No Smile Here as TextExpander Subscribes to New Business Plan

Years ago I got hooked on automation for fun and productivity, and expanding snippets of text on my Mac made me feel like a wizard.
In those early years, I waffled between Typinator and TypeIt4Me before the introduction of the iPhone. I moved to TextExpander sometime around 2010 when it began syncing with my then-new iPhone. I used it exclusively until Tuesday, April 5, when Smile Software announced the transition to a subscription plan.

Pride goes before destruction, and a haughty spirit before a fall. —Proverbs 16:18 (NKJV)

The idea of a subscription model doesn’t bother me. The software is awesome and remains the only snippet expander that is widely supported by iOS app developers. Why write off more than five years of building habits and muscle memory?
The exorbitant cost.

Expanding Costs

I think I got into the game with my first purchase of Textpander 3 circa 2010 for $19.95 (after taking advantage of a $15 discount). Continuing to invest in the system, I later upgraded to version 4 for $19.95 followed by an upgrade to the last version for another $20. These purchases for my Mac were coupled with versions 3 and 4 on iOS for $4.99 each.
If you’re keeping up, that’s a total investment just a hair short of $70 to license the software for roughly five years, or about $14 a year.
Under the new subscription model, the cost is easy to project for the next five years. The charge over five years for new users paying monthly will be $297. “Loyal” users get a break for 12 months. Here is a full breakdown of subscription costs over a five-year period.
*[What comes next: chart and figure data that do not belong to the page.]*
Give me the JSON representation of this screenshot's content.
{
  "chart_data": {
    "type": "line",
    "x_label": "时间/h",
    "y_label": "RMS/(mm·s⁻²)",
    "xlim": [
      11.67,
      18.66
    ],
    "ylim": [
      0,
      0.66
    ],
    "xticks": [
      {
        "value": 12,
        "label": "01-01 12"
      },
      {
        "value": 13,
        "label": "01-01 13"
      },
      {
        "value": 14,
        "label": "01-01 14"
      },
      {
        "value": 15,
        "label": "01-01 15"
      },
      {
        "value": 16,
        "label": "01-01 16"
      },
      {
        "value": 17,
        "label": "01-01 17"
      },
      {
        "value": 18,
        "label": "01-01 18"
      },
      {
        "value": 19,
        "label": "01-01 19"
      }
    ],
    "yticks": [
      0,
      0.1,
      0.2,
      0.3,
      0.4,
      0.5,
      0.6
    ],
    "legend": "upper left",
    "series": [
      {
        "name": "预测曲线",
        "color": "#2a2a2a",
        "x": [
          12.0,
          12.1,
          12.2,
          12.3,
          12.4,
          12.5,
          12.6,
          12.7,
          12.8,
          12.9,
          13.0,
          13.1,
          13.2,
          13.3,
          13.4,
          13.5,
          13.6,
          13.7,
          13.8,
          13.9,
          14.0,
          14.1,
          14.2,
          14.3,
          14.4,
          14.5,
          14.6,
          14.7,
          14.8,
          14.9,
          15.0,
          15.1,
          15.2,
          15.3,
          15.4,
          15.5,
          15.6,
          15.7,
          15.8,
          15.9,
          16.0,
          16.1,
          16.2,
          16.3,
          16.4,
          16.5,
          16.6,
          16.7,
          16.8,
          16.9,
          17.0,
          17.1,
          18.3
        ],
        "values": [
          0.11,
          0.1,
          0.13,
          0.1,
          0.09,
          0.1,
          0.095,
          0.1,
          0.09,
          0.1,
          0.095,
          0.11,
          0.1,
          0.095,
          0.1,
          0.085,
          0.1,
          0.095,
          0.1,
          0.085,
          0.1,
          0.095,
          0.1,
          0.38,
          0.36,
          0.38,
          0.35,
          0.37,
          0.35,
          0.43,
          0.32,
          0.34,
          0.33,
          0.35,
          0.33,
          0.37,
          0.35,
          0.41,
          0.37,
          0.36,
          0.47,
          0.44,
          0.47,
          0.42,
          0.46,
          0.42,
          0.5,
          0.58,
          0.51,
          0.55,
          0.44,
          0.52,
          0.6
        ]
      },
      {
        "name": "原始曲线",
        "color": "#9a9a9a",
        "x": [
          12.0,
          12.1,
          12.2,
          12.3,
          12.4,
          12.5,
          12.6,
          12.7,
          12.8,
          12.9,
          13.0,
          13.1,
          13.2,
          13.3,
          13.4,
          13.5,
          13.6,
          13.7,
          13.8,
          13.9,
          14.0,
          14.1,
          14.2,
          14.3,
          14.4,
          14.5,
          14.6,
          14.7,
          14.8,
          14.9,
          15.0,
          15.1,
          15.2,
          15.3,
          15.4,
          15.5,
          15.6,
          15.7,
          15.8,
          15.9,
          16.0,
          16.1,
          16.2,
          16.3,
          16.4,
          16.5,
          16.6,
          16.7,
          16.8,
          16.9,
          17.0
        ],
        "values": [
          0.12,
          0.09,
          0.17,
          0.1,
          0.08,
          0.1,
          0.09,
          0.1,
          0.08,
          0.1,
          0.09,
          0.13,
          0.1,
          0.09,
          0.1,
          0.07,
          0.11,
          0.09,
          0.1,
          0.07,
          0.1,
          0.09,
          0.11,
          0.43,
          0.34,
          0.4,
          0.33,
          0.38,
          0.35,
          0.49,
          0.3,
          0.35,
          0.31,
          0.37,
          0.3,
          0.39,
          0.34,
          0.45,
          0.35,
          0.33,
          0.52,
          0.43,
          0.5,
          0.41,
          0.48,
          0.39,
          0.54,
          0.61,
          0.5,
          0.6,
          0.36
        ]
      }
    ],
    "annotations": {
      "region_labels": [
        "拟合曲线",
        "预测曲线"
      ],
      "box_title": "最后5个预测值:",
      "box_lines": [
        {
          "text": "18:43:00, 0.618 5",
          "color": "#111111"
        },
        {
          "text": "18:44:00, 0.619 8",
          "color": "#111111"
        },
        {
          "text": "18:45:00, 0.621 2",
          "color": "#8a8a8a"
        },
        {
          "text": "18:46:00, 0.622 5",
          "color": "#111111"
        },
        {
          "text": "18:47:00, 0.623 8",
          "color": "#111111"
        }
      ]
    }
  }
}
New Annual New Monthly Upgrade Annual Upgrade Monthly
$237.60 $297 $213.84 $267.36

Doesn’t Compare

Smile Software isn’t breaking any new ground with its move to a subscription model. Adobe and Microsoft also made the move, but the return on investment simply doesn’t compare.
If my memory hasn’t faded too much, major version releases of Adobe’s Master Collection arrived about every three years with an upgrade cost of $1,800. The company now charges $50/month to access the entire stable of pro editing software with regular updates, or $1,800 every three years.
Microsoft’s Office Suite used to be in the neighborhood of $400 with deep discounts for students to $150. Now, those apps are available to regular users of Office 365 for $6.99/month, or $419.40 every five years. This includes services such as free tech support, 1 TB of OneDrive cloud storage, and web versions of Word, PowerPoint, Excel, and Outlook in addition to the full desktop apps.
The cost to subscribe software from Adobe and Microsoft is comparable to the prior cost to buy boxed versions off the shelf. Based on my personal experience, the cost to subscribe to TextExpander will increase from an average of $14/year to $42.77/year, a 205.5 percent annual increase.

Technical Difficulties

There are other concerns beyond price.
Smile seems proud to drop sync services with Dropbox and iCloud to host its new Meteor app on the Galaxy cloud service. No more free to cheap, widely available, mature services available. Just the new textexpander.com. They seem to be taking Steve Jobs 2007 “very sweet solution” for developers to heart.

This was a case where history proves that Jobs wasn’t always right. Smile’s mandatory replacement locks users into a service that is arguably less secure. After fallout from the company’s initial announcement and press release, Smile Software issued a clarification the next day explaining upgrade options and the company’s intention “to support it on El Capitan and the next major upgrade of OS X.”

Alternatives

What now?
After turning off snippet expansion in TextExpander, I am adding snippets to Keyboard Maestro as needed. Keyboard Maestro is life-changing software I already owned that easily handles snippet expansion and so much more.

What Else Can Keyboard Maestro Do? Pretty much anything you can imagine including launch applications, click the mouse, palettes, execute scripts, insert text, manipulate windows, record macros, built in flow control, use text tokens, menus and buttons, open, file actions, clipboard history, control itunesnotifications, notifications, and perform image actions.

I lose syncing with iOS this way, but will just enter my oft-used snippets into the the Text Replacement features built into iOS. You can find these options on your iPhone under Settings > General > Keyboard > Text Replacement. Snippets entered here will sync with your other Apple devices, but lack form entry and support for multiple lines or paragraphs of text.
A few other options include Typinator (by ergonis) and TypeIt4Me (by Ettore Software, App Store affilitiate link) along with aText (by Tran Ky Nam Software), the cheapest alternative for a sawbuck. Ettore also offers TypeIt4Me Touch (App Store affiliate link) that syncs with iOS using iCloud.